Afghan police in Kabul Thursday recovered the bodies of three foreign nationals who they said had been abducted and killed, in the latest incident targeting foreigners in the war-torn capital.

‘At this stage we think it is a terrorist incident,’ a police spokesman Hashmat Stanikzai told AFP, describing the incident as an abduction.

No group has so far claimed responsibility for the killings.

A spokesman from the interior ministry also confirmed the incident, saying the victims were from India, Macedonia and Malaysia.

The three men were working for a logistics company in the capital.

The incident happened after the group left their office with a car and driver Thursday.

Just over an hour later their bodies were found in what appeared to be a different car by authorities in the rural outskirts of Kabul.

‘They had been shot inside the car,’ said Bahar Mehr with the interior ministry.

Kabul is plagued by criminal gangs who stage abductions for ransom, often targeting foreigners and wealthy locals, and sometimes hand them over to insurgent groups.

Kidnapping of Afghans and foreigners is also common across Afghanistan where swathes of the country are infested with militant groups or criminal gangs.

In August 2016, gunmen wearing military uniforms kidnapped two professors of the American University of Afghanistan in the heart of Kabul.

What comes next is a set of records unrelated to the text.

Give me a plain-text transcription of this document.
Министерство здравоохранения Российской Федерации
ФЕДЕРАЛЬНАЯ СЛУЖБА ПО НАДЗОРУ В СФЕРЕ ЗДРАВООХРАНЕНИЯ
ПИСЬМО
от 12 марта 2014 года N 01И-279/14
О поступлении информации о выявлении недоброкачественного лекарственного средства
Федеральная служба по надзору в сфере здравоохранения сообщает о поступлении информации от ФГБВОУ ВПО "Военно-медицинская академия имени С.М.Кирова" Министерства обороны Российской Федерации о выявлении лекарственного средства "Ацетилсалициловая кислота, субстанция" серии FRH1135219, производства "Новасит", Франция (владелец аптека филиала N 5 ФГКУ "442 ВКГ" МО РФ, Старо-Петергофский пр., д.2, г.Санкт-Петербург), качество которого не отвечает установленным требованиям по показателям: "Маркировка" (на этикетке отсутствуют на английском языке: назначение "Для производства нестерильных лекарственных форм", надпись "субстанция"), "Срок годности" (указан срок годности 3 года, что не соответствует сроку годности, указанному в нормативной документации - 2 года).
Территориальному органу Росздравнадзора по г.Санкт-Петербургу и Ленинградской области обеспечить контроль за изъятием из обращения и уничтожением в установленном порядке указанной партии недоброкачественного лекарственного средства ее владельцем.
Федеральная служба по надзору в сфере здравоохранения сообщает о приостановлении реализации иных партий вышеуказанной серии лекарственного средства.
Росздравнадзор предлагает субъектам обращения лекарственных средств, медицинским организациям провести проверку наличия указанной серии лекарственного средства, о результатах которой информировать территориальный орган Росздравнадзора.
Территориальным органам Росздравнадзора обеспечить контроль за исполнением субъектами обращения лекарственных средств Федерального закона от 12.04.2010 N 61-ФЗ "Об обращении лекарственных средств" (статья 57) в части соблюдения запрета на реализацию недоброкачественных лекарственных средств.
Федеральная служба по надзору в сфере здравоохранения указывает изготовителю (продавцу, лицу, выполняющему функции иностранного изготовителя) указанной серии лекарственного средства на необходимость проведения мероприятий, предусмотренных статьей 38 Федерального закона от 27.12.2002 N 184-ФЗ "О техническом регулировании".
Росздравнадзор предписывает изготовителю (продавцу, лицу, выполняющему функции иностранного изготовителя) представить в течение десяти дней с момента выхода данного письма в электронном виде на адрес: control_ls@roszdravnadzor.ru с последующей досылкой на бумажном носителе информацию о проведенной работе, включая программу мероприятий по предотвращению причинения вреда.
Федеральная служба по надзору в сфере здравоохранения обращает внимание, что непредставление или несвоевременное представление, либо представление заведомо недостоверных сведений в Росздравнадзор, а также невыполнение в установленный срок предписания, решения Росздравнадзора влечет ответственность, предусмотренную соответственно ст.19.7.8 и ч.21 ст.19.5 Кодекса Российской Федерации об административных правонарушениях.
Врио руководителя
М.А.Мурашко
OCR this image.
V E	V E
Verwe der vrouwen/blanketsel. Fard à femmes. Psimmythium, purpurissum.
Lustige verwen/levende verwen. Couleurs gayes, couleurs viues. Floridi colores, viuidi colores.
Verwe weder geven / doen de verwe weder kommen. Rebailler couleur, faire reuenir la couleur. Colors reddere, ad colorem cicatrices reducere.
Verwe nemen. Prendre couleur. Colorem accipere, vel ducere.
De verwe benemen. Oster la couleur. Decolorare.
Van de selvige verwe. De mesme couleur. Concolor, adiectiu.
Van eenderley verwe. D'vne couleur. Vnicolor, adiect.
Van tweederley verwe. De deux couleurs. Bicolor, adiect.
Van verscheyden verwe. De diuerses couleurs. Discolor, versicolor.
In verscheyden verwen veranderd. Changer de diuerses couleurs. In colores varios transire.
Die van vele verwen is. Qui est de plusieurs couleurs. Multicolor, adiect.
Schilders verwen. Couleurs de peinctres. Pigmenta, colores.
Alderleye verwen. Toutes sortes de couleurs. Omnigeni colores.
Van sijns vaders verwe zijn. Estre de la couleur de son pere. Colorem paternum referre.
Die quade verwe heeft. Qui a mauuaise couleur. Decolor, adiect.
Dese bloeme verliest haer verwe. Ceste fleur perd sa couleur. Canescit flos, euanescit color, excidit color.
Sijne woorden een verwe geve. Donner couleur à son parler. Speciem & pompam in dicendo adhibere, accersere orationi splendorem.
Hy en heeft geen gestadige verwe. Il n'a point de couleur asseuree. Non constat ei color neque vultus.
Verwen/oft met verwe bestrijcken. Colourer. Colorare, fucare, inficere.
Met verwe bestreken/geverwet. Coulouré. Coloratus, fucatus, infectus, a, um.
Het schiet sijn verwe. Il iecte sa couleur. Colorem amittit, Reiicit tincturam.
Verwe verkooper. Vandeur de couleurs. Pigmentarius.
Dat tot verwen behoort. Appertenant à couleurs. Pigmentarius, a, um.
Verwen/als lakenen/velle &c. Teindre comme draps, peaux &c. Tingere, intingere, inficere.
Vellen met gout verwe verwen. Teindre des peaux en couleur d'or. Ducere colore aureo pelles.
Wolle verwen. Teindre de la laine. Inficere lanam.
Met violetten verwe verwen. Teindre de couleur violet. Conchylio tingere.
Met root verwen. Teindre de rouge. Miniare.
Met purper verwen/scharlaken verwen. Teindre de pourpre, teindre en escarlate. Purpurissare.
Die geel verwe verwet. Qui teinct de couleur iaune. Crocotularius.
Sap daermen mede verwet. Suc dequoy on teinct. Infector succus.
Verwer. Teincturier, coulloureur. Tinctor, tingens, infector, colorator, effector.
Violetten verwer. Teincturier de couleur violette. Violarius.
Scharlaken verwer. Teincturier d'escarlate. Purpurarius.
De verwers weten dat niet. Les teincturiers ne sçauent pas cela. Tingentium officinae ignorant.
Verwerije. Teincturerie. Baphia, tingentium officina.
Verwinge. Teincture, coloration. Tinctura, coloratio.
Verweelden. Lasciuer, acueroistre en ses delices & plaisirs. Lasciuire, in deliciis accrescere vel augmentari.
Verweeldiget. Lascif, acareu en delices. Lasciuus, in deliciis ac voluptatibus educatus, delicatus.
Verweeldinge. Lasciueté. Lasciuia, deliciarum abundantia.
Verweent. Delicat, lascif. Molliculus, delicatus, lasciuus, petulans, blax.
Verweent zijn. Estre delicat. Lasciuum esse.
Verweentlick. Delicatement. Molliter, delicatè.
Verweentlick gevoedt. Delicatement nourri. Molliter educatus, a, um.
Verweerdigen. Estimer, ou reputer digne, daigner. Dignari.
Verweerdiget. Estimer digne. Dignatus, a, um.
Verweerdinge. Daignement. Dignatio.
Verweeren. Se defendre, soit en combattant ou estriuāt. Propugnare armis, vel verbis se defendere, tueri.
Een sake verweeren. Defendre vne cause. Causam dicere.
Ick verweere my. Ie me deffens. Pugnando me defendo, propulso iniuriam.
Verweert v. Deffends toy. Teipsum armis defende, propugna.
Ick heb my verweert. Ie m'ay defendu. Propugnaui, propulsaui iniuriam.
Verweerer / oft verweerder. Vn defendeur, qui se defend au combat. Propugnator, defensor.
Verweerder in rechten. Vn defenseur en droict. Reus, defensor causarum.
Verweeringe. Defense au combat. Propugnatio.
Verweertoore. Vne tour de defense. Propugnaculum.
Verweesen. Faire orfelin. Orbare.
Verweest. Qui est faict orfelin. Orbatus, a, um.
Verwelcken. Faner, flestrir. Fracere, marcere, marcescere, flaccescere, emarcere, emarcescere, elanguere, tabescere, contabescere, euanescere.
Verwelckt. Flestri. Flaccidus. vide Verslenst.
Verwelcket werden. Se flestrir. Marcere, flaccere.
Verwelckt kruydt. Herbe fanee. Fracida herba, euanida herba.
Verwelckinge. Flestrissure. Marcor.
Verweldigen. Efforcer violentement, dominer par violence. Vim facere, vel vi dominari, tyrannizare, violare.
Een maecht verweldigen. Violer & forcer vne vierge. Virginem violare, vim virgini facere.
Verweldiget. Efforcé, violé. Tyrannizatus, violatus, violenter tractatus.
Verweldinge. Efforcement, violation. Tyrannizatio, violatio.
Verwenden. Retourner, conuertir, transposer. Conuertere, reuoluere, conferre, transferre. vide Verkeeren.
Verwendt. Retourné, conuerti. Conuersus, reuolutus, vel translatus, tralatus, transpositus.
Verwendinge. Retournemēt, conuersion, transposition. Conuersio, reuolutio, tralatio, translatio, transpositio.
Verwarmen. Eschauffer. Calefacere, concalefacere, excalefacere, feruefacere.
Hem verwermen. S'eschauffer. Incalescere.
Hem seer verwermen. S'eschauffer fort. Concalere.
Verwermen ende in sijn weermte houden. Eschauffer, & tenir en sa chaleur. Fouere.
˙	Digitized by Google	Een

The two, American Kevin King and Australian Timothy Weeks, appeared looking haggard in a Taliban hostage video, with the insurgents later adding that King was in poor health.

Aid workers in particular have increasingly been casualties of a surge in violence in recent years.

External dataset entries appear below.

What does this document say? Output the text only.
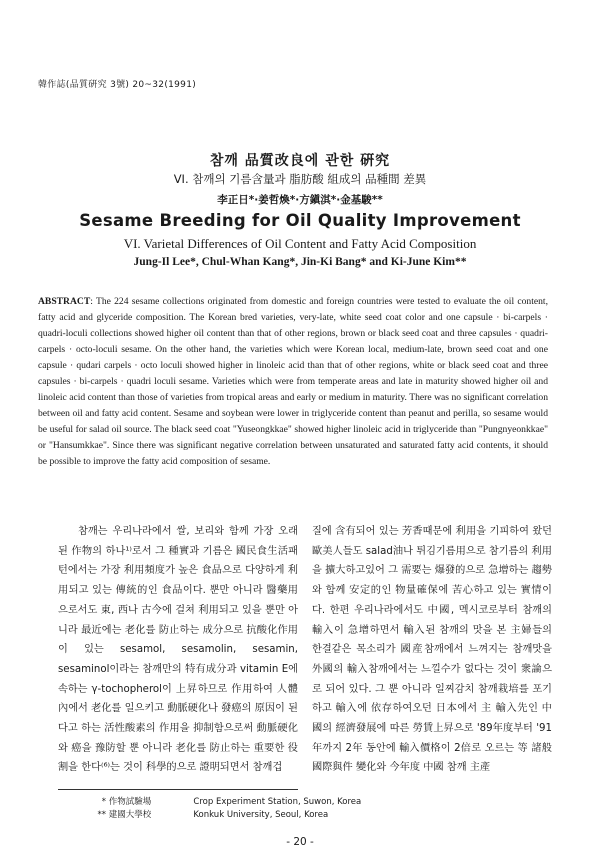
韓作誌(品質硏究 3號) 20~32(1991)
참깨 品質改良에 관한 硏究
VI. 참깨의 기름含量과 脂肪酸 組成의 品種間 差異
李正日*·姜哲煥*·方鎭淇*·金基駿**
Sesame Breeding for Oil Quality Improvement
VI. Varietal Differences of Oil Content and Fatty Acid Composition
Jung-Il Lee*, Chul-Whan Kang*, Jin-Ki Bang* and Ki-June Kim**
ABSTRACT: The 224 sesame collections originated from domestic and foreign countries were tested to evaluate the oil content, fatty acid and glyceride composition. The Korean bred varieties, very-late, white seed coat color and one capsule · bi-carpels · quadri-loculi collections showed higher oil content than that of other regions, brown or black seed coat and three capsules · quadri-carpels · octo-loculi sesame. On the other hand, the varieties which were Korean local, medium-late, brown seed coat and one capsule · qudari carpels · octo loculi showed higher in linoleic acid than that of other regions, white or black seed coat and three capsules · bi-carpels · quadri loculi sesame. Varieties which were from temperate areas and late in maturity showed higher oil and linoleic acid content than those of varieties from tropical areas and early or medium in maturity. There was no significant correlation between oil and fatty acid content. Sesame and soybean were lower in triglyceride content than peanut and perilla, so sesame would be useful for salad oil source. The black seed coat "Yuseongkkae" showed higher linoleic acid in triglyceride than "Pungnyeonkkae" or "Hansumkkae". Since there was significant negative correlation between unsaturated and saturated fatty acid contents, it should be possible to improve the fatty acid composition of sesame.
참깨는 우리나라에서 쌀, 보리와 함께 가장 오래 된 作物의 하나¹⁾로서 그 種實과 기름은 國民食生活패턴에서는 가장 利用頻度가 높은 食品으로 다양하게 利用되고 있는 傳統的인 食品이다. 뿐만 아니라 醫藥用으로서도 東, 西나 古今에 걸쳐 利用되고 있을 뿐만 아니라 最近에는 老化를 防止하는 成分으로 抗酸化作用이 있는 sesamol, sesamolin, sesamin, sesaminol이라는 참깨만의 特有成分과 vitamin E에 속하는 γ-tochopherol이 上昇하므로 作用하여 人體內에서 老化를 일으키고 動脈硬化나 發癌의 原因이 된다고 하는 活性酸素의 作用을 抑制함으로써 動脈硬化와 癌을 豫防할 뿐 아니라 老化를 防止하는 重要한 役割을 한다⁽⁶⁾는 것이 科學的으로 證明되면서 참깨겁
질에 含有되어 있는 芳香때문에 利用을 기피하여 왔던 歐美人들도 salad油나 튀김기름用으로 참기름의 利用을 擴大하고있어 그 需要는 爆發的으로 急增하는 趨勢와 함께 安定的인 物量確保에 苦心하고 있는 實情이다. 한편 우리나라에서도 中國, 멕시코로부터 참깨의 輸入이 急增하면서 輸入된 참깨의 맛을 본 主婦들의 한결같은 목소리가 國産참깨에서 느껴지는 참깨맛을 外國의 輸入참깨에서는 느낄수가 없다는 것이 衆論으로 되어 있다. 그 뿐 아니라 일찌감치 참깨栽培를 포기하고 輸入에 依存하여오던 日本에서 主 輸入先인 中國의 經濟發展에 따른 勞賃上昇으로 '89年度부터 '91年까지 2年 동안에 輸入價格이 2倍로 오르는 等 諸般 國際與件 變化와 今年度 中國 참깨 主產
* 作物試驗場	Crop Experiment Station, Suwon, Korea
** 建國大學校	Konkuk University, Seoul, Korea
- 20 -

Afghan civilians have borne the brunt of the grinding conflict that began after the 2001 US-led invasion toppled the Taliban regime.

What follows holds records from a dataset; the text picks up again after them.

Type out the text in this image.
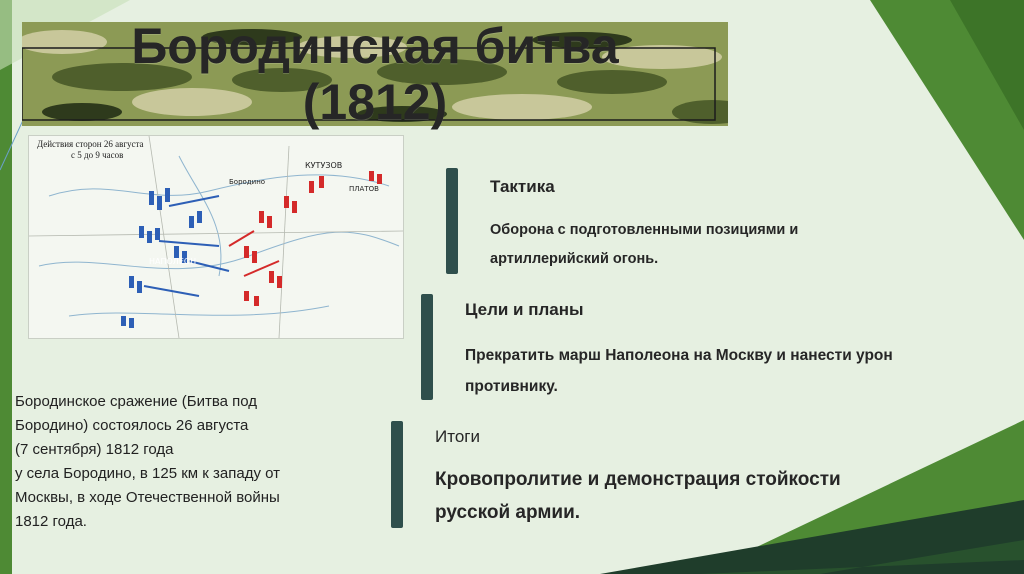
Бородинская битва
(1812)
Действия сторон 26 августа
с 5 до 9 часов
КУТУЗОВ
НАПОЛЕОН
ПЛАТОВ
Бородино
Бородинское сражение (Битва под
Бородино) состоялось 26 августа
(7 сентября) 1812 года
у села Бородино, в 125 км к западу от
Москвы, в ходе Отечественной войны
1812 года.
Тактика
Оборона с подготовленными позициями и
артиллерийский огонь.
Цели и планы
Прекратить марш Наполеона на Москву и нанести урон
противнику.
Итоги
Кровопролитие и демонстрация стойкости
русской армии.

Militant attacks and suicide bombs were the leading causes of civilian deaths in the first half of 2018, a recent UN report showed.

While the Taliban is Afghanistan's largest militant group and holds or contests more territory than any other insurgent outfit, the Islamic State has repeatedly demonstrated its ability to carry out devastating attacks in urban areas.

The incident comes a day after more than 150 Islamic State fighters surrendered in northern Afghanistan move that Afghan security forces and the Taliban hailed as the end of the extremist group in the north of the country.